The Chicago-based CAN at its peak handled 15,000 calls annually
from worried relatives and disseminated its information and views widely.
Its work gained initial prominence from a mass suicide, the 1978
Guyana People's Temple tragedy. It was then called the Citizens' Freedom
Foundation. Thirteen years later, as Cult Awareness Network, it was
instrumental in guiding parents to "deprogrammers" but advocated only legal
means for "rescuing" their children from the cults so that they could deprogram
them.
In a December 1996 article, Washington Post reporter Laurie
Goodstein looked into CAN's circumstances. "Aside from Satanic groups, more
callers asked about the Church of Scientology than about any other group,"

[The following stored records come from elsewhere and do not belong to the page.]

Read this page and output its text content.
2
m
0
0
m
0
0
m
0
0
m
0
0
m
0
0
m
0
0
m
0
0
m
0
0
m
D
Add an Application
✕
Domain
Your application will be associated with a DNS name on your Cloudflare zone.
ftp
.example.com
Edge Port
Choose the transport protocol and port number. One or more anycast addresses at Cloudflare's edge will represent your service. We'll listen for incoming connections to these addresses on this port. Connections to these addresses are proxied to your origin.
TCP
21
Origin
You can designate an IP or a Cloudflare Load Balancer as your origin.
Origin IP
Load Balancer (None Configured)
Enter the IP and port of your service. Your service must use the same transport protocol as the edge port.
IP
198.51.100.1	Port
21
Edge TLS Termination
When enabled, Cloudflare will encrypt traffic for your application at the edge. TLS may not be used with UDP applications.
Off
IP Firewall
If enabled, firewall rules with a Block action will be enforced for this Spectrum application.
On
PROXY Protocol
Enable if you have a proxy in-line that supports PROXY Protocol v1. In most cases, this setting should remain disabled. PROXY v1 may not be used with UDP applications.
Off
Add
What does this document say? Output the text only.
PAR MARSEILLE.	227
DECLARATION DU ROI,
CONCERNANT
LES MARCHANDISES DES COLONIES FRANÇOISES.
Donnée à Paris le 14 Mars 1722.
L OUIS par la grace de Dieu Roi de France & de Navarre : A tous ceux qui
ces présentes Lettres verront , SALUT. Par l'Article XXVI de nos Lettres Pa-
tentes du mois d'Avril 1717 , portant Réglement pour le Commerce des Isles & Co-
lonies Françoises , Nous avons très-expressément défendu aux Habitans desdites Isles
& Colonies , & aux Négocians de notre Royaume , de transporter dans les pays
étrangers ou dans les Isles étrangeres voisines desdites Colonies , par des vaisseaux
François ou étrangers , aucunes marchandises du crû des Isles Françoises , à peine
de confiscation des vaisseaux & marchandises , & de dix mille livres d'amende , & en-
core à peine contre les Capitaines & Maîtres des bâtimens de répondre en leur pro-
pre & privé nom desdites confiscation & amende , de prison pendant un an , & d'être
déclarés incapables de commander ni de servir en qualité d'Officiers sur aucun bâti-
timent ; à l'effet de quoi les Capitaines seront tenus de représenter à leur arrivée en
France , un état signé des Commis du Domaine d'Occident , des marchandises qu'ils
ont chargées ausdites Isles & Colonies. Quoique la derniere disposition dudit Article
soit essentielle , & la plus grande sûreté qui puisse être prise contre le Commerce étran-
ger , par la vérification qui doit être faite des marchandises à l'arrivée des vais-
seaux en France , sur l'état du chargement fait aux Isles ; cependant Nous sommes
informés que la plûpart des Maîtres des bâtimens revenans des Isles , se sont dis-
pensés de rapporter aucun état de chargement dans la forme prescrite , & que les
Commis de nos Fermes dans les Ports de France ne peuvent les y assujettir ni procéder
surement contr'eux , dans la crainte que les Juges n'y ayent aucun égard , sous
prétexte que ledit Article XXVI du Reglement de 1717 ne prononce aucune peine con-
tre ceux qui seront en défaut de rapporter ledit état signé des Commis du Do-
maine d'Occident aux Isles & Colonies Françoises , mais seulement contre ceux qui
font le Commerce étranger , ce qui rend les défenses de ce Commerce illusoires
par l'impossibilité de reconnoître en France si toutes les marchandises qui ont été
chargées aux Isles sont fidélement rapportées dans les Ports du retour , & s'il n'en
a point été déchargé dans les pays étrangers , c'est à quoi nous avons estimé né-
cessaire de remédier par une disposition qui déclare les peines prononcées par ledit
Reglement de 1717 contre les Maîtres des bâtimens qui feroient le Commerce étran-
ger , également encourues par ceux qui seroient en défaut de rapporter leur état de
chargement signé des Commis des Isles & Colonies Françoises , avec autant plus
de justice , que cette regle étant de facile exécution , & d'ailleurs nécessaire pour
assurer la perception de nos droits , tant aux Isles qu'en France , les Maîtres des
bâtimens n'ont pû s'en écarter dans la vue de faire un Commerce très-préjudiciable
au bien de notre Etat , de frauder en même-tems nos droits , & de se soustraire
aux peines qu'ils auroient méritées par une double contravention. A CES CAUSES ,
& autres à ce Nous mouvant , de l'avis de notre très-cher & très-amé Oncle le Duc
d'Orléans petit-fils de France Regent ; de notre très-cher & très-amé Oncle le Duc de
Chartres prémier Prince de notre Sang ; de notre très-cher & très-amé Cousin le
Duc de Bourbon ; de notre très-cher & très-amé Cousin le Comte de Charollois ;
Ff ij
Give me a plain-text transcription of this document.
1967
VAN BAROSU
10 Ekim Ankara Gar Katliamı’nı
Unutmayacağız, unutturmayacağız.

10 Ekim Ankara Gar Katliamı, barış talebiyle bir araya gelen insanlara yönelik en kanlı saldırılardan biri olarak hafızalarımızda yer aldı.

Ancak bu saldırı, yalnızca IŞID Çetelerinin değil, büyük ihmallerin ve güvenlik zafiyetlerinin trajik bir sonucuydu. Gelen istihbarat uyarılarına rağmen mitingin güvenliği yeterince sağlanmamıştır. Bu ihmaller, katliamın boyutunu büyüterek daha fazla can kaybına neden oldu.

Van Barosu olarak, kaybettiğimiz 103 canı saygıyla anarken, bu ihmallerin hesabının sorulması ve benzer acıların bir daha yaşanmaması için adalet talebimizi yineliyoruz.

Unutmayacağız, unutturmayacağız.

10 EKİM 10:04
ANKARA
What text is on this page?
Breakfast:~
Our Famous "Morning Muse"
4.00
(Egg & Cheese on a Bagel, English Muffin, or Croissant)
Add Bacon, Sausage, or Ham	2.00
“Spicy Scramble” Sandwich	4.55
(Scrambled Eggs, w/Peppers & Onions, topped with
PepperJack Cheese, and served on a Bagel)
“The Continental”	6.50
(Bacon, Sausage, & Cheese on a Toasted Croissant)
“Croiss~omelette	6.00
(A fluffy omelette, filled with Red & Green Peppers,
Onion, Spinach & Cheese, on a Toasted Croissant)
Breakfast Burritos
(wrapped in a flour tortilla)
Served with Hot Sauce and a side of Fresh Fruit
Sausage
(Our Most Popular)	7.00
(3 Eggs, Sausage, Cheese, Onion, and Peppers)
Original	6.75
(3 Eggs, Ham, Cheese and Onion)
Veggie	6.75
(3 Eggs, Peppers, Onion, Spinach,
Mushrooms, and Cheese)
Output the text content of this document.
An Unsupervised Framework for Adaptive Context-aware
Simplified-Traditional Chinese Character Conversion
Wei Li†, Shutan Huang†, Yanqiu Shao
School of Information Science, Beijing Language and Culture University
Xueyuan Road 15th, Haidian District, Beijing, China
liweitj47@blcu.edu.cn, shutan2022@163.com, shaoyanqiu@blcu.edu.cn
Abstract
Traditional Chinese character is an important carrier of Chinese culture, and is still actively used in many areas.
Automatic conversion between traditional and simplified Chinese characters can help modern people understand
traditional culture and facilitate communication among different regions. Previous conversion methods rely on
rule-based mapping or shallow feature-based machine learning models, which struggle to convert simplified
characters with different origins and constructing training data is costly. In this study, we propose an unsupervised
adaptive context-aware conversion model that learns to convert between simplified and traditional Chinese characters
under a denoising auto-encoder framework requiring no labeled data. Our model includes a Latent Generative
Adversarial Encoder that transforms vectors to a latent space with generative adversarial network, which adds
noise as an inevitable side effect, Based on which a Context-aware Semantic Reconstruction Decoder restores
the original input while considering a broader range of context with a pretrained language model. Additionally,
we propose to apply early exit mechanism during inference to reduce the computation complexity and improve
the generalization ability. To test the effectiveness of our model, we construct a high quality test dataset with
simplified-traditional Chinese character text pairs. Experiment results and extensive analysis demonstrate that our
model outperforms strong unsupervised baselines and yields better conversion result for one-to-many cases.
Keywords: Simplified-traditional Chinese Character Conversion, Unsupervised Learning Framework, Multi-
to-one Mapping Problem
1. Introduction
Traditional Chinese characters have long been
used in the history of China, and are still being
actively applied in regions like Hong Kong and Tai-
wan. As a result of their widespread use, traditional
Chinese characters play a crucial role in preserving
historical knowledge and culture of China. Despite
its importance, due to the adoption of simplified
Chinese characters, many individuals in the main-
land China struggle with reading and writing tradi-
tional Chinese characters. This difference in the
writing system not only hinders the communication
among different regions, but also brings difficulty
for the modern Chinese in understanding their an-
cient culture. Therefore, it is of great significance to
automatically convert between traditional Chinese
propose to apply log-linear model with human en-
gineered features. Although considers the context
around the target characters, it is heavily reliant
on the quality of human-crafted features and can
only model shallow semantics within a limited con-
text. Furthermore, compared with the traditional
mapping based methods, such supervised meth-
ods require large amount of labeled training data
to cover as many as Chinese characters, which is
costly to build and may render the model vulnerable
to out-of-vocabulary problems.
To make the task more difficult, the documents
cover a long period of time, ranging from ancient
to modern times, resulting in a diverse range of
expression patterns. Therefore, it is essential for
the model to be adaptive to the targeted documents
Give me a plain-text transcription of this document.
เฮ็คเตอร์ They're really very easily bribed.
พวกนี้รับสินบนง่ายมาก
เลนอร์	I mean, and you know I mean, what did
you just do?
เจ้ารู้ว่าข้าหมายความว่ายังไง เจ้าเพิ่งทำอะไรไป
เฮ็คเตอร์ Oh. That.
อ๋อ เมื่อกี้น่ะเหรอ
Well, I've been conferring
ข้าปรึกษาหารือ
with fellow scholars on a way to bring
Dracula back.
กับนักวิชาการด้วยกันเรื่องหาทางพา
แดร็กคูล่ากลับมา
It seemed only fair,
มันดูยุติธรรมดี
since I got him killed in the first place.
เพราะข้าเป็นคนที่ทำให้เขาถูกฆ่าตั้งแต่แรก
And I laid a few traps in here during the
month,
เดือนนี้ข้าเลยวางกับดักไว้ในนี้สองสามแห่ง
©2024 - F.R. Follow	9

according to a 1992 telephone log CAN supplied to the Congressional
Quarterly, Goodstein reported.
Church of Scientology members fought back in the courts, at one
point filing suits against CAN at the rate of 12 a week, The Washington
Post article reported. Goodstein added that "people who identified
themselves as Scientologists alleged that CAN denied them membership or
participation in CAN conferences" or would not allow them to volunteer at CAN
national offices.
One suit succeeded and the court ordered CAN to pay $1.8 million.
CAN went into bankruptcy and when its assets were put up for sale its name and
logo were bought by a Scientologist lawyer, Goodstein wrote. According to
Goodstein's story, if parents are calling CAN asking for help in the wake of
San Diego, Scientologists are answering the phone.